Petrophysics of Medina and Tuscarora Sandstones and Integration with the Tectonic-Stratigraphic Framework, Appalachian Basin, U.S.A.
Castle, James W. 1 and Byrnes, Alan P. 2
1Clemson University, Department of Geological Sciences, Clemson, South Carolina
2Kansas Geological Survey, Lawrence, Kansas
Petrophysical properties were determined for six facies in Medina and Tuscarora sandstones of the Appalachian basin: fluvial, estuarine, upper shoreface, lower shoreface, tidal channel, and tidal flat. Fluvial sandstones have the highest permeability for a given porosity and exhibit a wide range of porosity (2-18%) and permeability (0.002-450 md).
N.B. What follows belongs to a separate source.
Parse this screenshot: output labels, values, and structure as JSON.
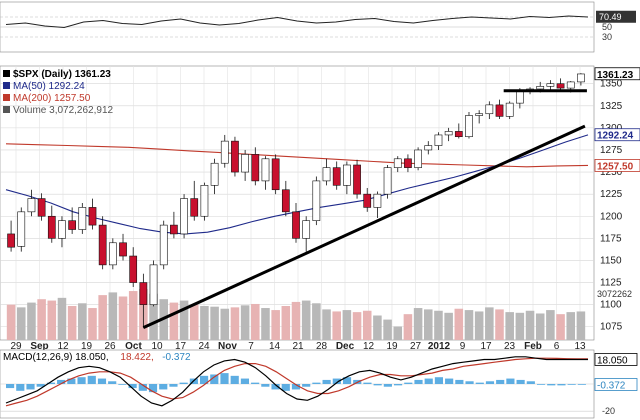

With a transition-zone thickness of only 3-20 feet, fluvial sandstones with permeability greater than 5 md have irreducible water saturation (Siw) less than 20%. Upper shoreface sandstones exhibit good reservoir properties with high porosity (10-21%), high permeability (3-250 md), and low Siw (<20%). The other sandstone facies have lower porosity, lower permeability, thicker transition zones, and higher Siw.
The most favorable reservoir petrophysical properties and the best estimated production from the Lower Silurian sandstones are associated with fluvial and upper shoreface facies of incised-valley fills, which we interpret to have formed predominantly in areas of structural recesses that evolved from promontories along the collisional margin associated with the Taconic orogeny. Although the total thickness of sandstone may not be as great in these areas, reservoir quality is better than in adjacent structural salients, which is attributed to higher energy depositional processes and shallower maximum burial depth in the recesses than in the salients.